By Ronald Miller, J.D.
Because Uber is in the general business of giving people rides and didn’t focus on “the service of transporting people to and from airports,” it did not fall within the FAA’s § 1 exemption.
Uber drivers who pick up and drop off passengers at airports do not fall within the residual category of transportation workers, and therefore may be judicially compelled to arbitrate their claims that the rideshare company failed to safeguard their personal information in accordance with the terms of their contracts, ruled the Ninth Circuit. The appeals court concluded that the district court’s decision was not “clearly erroneous as a matter of law,” as required for granting a writ of mandamus, because no prior Ninth Circuit authority prohibited the district court’s ruling, and the issue in question had not yet been addressed by any circuit court in a published opinion (Grice v. United States District Court for the Central District of California, Los Angeles, September 4, 2020, Callahan, C.).
Data breach. In November 2017, a rideshare driver filed putative class action against Uber, alleging that the company failed to safeguard his and other Uber drivers’ and riders’ personal info and mishandled a data security breach in which that info was stolen by online hackers. Uber moved to compel arbitration citing the agreement the drivers signed requiring arbitration of any disputes. For his part, the drivers argued he “driv[es] passengers (who are engaged in interstate travel) and their luggage to and from airports” and therefore qualifies for the FAA’s § 1 exemption. The district court disagreed and compelled arbitration.
The driver petitioned the Ninth Circuit for a writ of mandamus vacating the district court’s referral to arbitration.
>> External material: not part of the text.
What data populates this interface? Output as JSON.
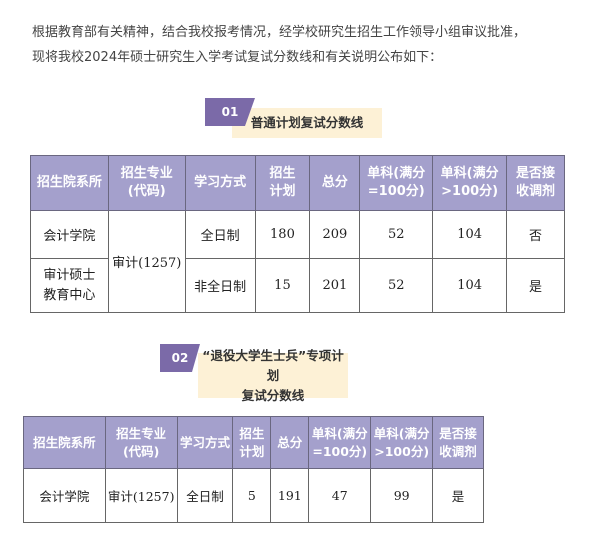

Residual clause. Section 1 of the FAA exempts from the Act’s coverage “contracts of employment of seamen, railroad employees, or any other class of workers engaged in foreign or interstate commerce“—§ 1’s “residual clause.” The Supreme Court has narrowly interpreted the residual clause as covering “only contracts of employment of transportation workers.” The Ninth Circuit has described the residual clause as applying to “the contracts of employees who actually transport people or goods in interstate commerce.” The critical factor is “[t]he nature of the business for which a class of workers perform[ed] their activities.”
Rideshare drivers. Next, the appeals court turned to consider whether rideshare drivers fell within the FAA’s residual clause. Here, the district court concluded that rideshare drivers were not part of a group engaged in foreign or interstate commerce, and so did not fall within the § 1 exemption. Uber is not focused on “the service of transporting people to and from airports,” rather, the company is in the general business of giving people rides.
In this instance, the driver did not allege that he provides rides only, or even primarily, to individuals coming from out-of-state. Moreover, he cited no circuit precedent holding that rideshare drivers, as a class, are “engaged in foreign or interstate commerce.” Further, the driver provided neither evidence nor caselaw to support his claim that “Uber is clearly in the business of providing transportation services and is engaged in interstate commerce.” Contrary to the driver’s understanding, “the residual exemption is … about what the worker does,” not just “where the goods [or people] have been.”
Given the lack of controlling precedent forbidding the result, the Ninth Circuit was not firmly convinced that the district court erred in compelling arbitration of the driver’s claims. Accordingly, because the driver had not met his burden of showing a clear and indisputable right to issuance of a writ of mandamus, his petition was denied.